Cette filiation de la grotte au refuge sécurisant, à la figure de la mère, tout comme sa référence à l’antre créateur, au chaudron où mijote le projet créatif qui doit prendre le temps de maturer, d’infuser pour éclore, étaient déjà bien connues dans l’Antiquité à travers les mythes et la littérature.
C’est toute la richesse précieuse des trésors de la Culture Antique qui permet de comprendre, d’expliquer, de relier, de tisser Antiquité et Modernité.
La question de la maternité dans l’Antiquité
Déméter est une figure-clé de la Mère, une Déesse-Mère, appelée même « Nourricière d’immortalité », d’autres Déesses rejoignent ce statut soulignant la réflexion menée par les Anciens sur la fécondité et la maternité ainsi que leurs nombreuses questions sur ce sujet comme :
- « Qu’est-ce qu’être une Mère ? »,
- « Comment définir une Mère ? Par une hyper fécondité, par une inquiétude et une peur permanentes ? »
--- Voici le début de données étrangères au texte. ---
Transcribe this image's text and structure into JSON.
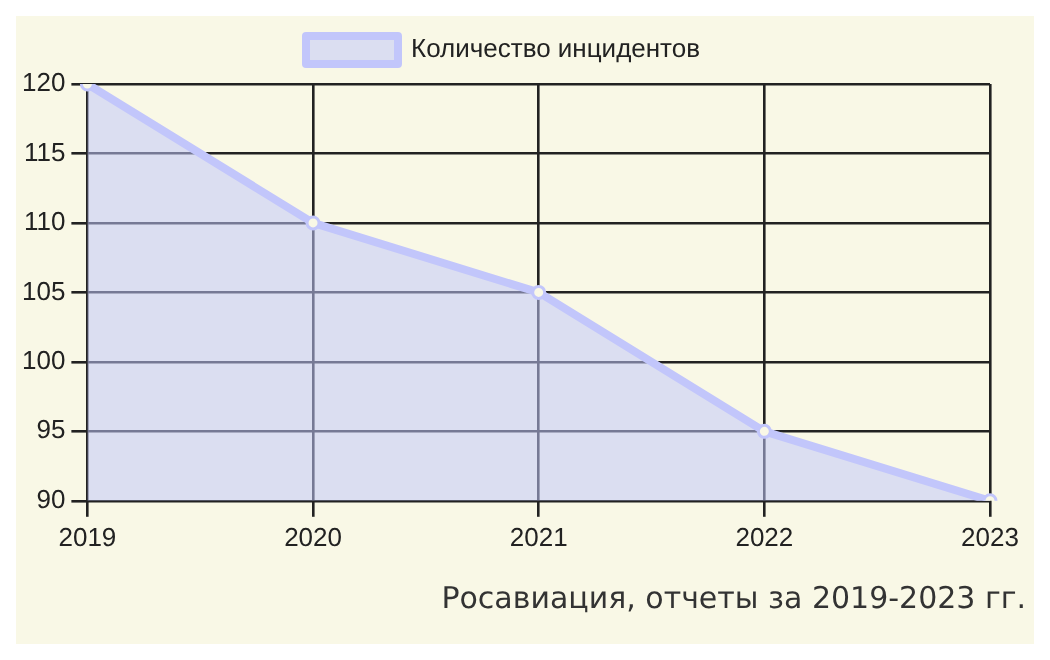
{
  "chart_data": {
    "type": "area",
    "categories": [
      "2019",
      "2020",
      "2021",
      "2022",
      "2023"
    ],
    "series": [
      {
        "name": "Количество инцидентов",
        "color": "#c2c6fb",
        "values": [
          120,
          110,
          105,
          95,
          90
        ]
      }
    ],
    "ylim": [
      90,
      120
    ],
    "yticks": [
      90,
      95,
      100,
      105,
      110,
      115,
      120
    ],
    "grid": true,
    "legend": "top",
    "marker": "circle",
    "annotations": [
      "Росавиация, отчеты за 2019-2023 гг."
    ]
  }
}
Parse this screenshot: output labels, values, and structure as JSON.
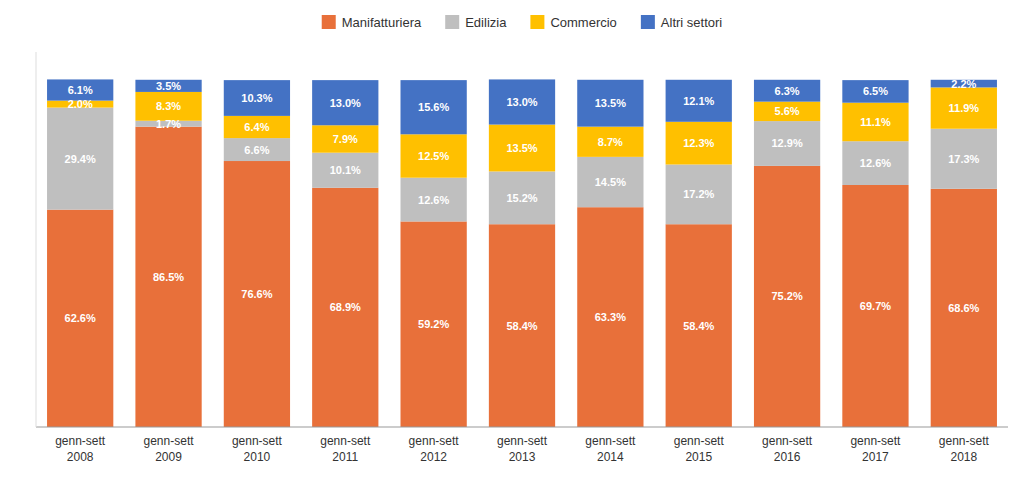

- « Comment les Grecs voyaient-ils les femmes humaines et les Divinités relatives à la Mère et à la Maternité ? »
Tant de questions qui montrent que « être une Mère » est un sujet de préoccupation, de questionnement, de représentation, qui traverse les époques comme les cultures et qui parcourt la mythologie, reliant Antiquité et Modernité par de nombreux fils.